Flores sta confondendo chiunque, analisti in primis. Nessuna squadra ha giocato più snap con almeno sei pass rusher a portare pressione al quarterback… così come nessuna squadra ha giocato più snap mandandone solamente tre. Con la difesa dei Vikings dall’altra parte non puoi sapere a cosa andrai incontro, se non dopo lo snap. I vari Love, Bagent – o Fields? – e O’Connell potrebbero essere sopraffatti dai trucchi di Flores.

Gli impegni con Lions e Bengals al momento appaiono proibitivi, ma potevamo dire altrettanto di quello di domenica scorsa. Sappiamo tutti com’è finita.
Non sto in alcun modo dando per scontato che si qualificheranno ai playoff, ma dopo aver constatato il decesso della loro stagione a seguito dell’infortunio di Cousins sono costretto a fare retromarcia e affermare che ci sia ancora speranza. Già di per sé questo è straordinario.

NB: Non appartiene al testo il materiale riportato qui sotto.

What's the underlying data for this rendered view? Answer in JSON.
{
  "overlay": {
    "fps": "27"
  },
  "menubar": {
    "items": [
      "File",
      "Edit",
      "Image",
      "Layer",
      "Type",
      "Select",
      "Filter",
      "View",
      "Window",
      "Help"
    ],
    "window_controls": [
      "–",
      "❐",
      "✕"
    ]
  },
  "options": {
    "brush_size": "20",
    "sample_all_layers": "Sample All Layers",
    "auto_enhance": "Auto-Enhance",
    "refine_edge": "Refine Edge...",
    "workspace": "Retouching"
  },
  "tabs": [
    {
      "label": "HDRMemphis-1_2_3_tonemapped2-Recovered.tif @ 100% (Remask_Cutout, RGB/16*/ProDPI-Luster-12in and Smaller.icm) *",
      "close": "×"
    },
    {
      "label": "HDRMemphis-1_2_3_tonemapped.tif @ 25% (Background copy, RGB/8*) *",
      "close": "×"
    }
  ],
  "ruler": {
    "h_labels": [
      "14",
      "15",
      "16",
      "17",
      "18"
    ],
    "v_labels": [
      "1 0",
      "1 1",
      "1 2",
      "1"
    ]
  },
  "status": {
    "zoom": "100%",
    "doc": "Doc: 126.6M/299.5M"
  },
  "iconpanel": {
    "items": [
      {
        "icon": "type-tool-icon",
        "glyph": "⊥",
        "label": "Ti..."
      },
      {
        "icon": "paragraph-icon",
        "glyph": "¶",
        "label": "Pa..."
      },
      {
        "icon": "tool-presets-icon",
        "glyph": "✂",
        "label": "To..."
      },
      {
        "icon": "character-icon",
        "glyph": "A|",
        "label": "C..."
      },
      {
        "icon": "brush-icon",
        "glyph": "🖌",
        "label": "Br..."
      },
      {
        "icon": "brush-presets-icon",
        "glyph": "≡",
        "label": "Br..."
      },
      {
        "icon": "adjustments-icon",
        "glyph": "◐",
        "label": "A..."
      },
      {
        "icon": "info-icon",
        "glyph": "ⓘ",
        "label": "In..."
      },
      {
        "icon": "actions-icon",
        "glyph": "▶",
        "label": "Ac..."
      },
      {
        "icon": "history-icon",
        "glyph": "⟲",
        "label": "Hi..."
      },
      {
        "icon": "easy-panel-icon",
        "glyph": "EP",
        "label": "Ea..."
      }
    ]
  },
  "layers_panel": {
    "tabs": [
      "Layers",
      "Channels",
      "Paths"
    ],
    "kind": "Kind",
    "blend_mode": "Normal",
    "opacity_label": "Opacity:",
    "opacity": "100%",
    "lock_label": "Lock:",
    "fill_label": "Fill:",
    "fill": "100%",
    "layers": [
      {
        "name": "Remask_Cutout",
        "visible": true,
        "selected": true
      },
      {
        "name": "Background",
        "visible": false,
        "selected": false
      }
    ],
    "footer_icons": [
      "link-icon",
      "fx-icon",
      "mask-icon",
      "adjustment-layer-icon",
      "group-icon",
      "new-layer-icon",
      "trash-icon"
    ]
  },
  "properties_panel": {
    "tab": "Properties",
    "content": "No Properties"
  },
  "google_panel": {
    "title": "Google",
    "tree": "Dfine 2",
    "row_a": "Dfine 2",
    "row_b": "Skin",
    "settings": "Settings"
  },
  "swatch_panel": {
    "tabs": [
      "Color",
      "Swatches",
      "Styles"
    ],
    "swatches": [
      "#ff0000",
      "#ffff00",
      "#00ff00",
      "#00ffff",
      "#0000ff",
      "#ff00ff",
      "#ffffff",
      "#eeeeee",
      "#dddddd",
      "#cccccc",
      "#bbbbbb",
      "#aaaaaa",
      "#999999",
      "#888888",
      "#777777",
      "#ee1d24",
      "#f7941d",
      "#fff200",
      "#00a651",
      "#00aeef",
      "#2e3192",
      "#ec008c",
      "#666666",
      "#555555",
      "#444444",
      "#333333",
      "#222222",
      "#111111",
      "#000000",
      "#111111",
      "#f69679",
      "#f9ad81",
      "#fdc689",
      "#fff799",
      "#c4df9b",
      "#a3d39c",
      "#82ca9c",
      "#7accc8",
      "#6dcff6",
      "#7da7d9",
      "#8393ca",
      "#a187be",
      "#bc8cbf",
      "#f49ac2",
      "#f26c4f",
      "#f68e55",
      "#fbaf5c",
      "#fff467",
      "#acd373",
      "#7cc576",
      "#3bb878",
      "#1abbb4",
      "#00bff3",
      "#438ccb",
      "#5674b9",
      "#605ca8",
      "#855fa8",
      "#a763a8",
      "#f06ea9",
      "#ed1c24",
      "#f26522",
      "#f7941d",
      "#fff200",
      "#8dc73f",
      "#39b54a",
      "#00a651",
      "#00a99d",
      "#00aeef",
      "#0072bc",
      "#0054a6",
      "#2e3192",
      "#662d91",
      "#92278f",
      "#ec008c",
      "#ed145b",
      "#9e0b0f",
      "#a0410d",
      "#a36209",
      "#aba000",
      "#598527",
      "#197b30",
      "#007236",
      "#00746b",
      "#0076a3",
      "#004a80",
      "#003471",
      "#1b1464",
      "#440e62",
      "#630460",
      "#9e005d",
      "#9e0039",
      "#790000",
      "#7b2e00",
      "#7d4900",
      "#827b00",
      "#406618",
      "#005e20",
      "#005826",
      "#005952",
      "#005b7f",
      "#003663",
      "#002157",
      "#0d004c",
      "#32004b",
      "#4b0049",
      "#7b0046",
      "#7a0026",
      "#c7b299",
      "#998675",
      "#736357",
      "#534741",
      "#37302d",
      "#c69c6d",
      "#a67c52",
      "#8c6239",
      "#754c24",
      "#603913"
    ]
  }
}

Sia quello che sia, mentre scrivo Minnesota può vantare una striscia di cinque vittorie consecutive, la più longeva della lega al momento. Li avevamo dati per spacciati: in due partite ci hanno seccamente smentito.
Non ho idea di cosa possa riservare loro il futuro, non saprei dirvi se e quando arriverà il rintocco della mezzanotte che farà svanire definitivamente la magia, ma non credo abbia senso crucciarsi troppo per il futuro, viviamola settimana per settimana. Esattamente come stanno facendo loro che, in un modo o nell’altro, trovano continuamente modi per evitare quella che sarebbe una morte più che legittima.

4 thoughts on “A questo punto siamo costretti a credere nei Minnesota Vikings

  1. Bellissimo articolo, Mattia. Scritto davvero bene. inoltre sono totalmente in accordo con te sulle considerazioni espresse.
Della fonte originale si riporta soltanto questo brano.